A small twin-engine airplane was reported overdue Monday on a 65-mile flight from Palm Springs to Chino, and the Riverside County Sheriff's Department was to conduct a search while the Federal Aviation Administration checked with other airports to see if the pilot diverted, said FAA spokesman Ian Gregor.
The Aero Commander's trip was under visual flight rules, meaning the pilot did not plan to talk to controllers.
Virtually the entire state was affected by the bad weather. On Sunday, rainfall records for the date fell, numerous traffic accidents snarled roads and trees tumbled.
Some locations in Southern California received more than 12 inches of rain, said meteorologist Jamie Meier of the National Weather Service. It was the most rainfall in one storm event since 2005, he said.
"That will make for a pretty good wallop, especially considering how dry things have been for the last two years," Meier said.
Flash-flood watches and warnings were in effect Monday for some places, particularly mountain areas still scarred by wildfires.
Residents of La Canada Flintridge were among those keeping a wary eye on the rain after a 250 square-mile wildfire last year denuded towering slopes above communities along the foothills of the San Gabriel Mountains.
More than 40 homes in the hillside city just north of Los Angeles were damaged or destroyed by a mudslide in February.
"We've just had some sprinkling rains today. Occasionally it gets a littler harder but nothing to worry about," said Del Tucker, a retired geologist who has lived in the area since homes were built there in 1962.
Pacific Gas and Electric Co. crews were working to restore power to the last of about 282,000 customers that lost electricity since the storm arrived. Southern California Edison had 13,000 customers still without power Monday.
Repair crews braced for predicted winds of up to 45 mph, along with heavy rain and snow in elevated areas.
"We're getting both rain and snow. The thing that we're seeing right now, we're starting to get reports of winds, and winds are what can cause more problems than the rain itself," Edison spokesman Steve Conroy said.
Elsewhere, a 20-mile stretch of scenic Pacific Coast Highway between Malibu and Oxnard was closed to commuters after a rock and mudslide Sunday night. The California Highway Patrol said no one was hurt. PCH also was closed for a time in Orange County by a mudslide at Dana Point.

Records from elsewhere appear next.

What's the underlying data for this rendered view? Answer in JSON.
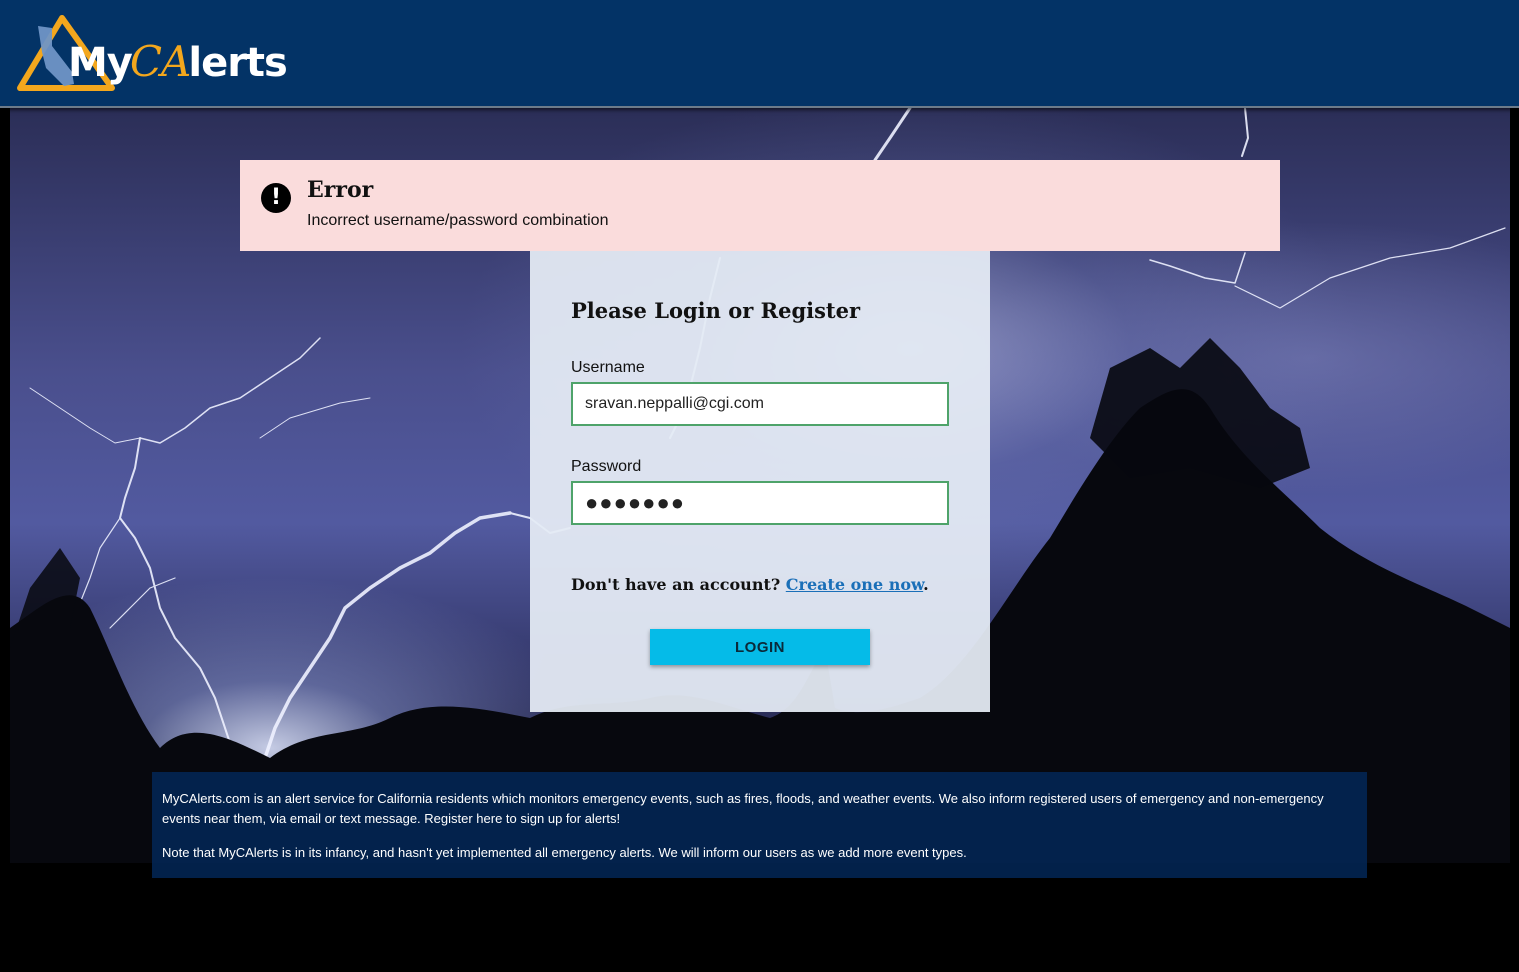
{
  "header": {
    "logo_prefix": "My",
    "logo_ca": "CA",
    "logo_suffix": "lerts"
  },
  "error": {
    "icon": "exclamation-circle-icon",
    "title": "Error",
    "message": "Incorrect username/password combination"
  },
  "login": {
    "title": "Please Login or Register",
    "username_label": "Username",
    "username_value": "sravan.neppalli@cgi.com",
    "password_label": "Password",
    "password_value": "●●●●●●●",
    "signup_prompt": "Don't have an account? ",
    "signup_link": "Create one now",
    "signup_suffix": ".",
    "login_button": "LOGIN"
  },
  "info": {
    "paragraph1": "MyCAlerts.com is an alert service for California residents which monitors emergency events, such as fires, floods, and weather events. We also inform registered users of emergency and non-emergency events near them, via email or text message. Register here to sign up for alerts!",
    "paragraph2": "Note that MyCAlerts is in its infancy, and hasn't yet implemented all emergency alerts. We will inform our users as we add more event types."
  },
  "colors": {
    "header_bg": "#033366",
    "logo_accent": "#f3a71d",
    "error_bg": "#fadcdc",
    "field_border": "#4ea36a",
    "button_bg": "#05bbe8",
    "link": "#1a6fb8"
  }
}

In the Inland Empire, a mudslide closed part of Interstate 215 in San Bernardino County. Areas of the county that burned recently were under close watch, said fire spokeswoman Tracey Martinez.
"We're doing preparation because the height of the rain for our county is going to be Tuesday and Wednesday," she said. "There's thousands and thousands of sand bags, and I don't know how many tons of sand we've placed everywhere."
Eastbound Highway 71 in eastern Los Angeles County was closed because of potholes and flooding, and a number of mountain roads were closed.
A eucalyptus tree fell onto a home in the Woodland Hills area of Los Angeles, and a 40-foot tree toppled onto an apartment building in suburban Glendale.
In the San Bernardino Mountains, a 100-foot tree fell between two businesses in downtown Big Bear but only damaged a gazebo.
"It couldn't have landed more perfectly if we'd planned it," said Tiffany Swantek, a spokeswoman for the local sheriff's station.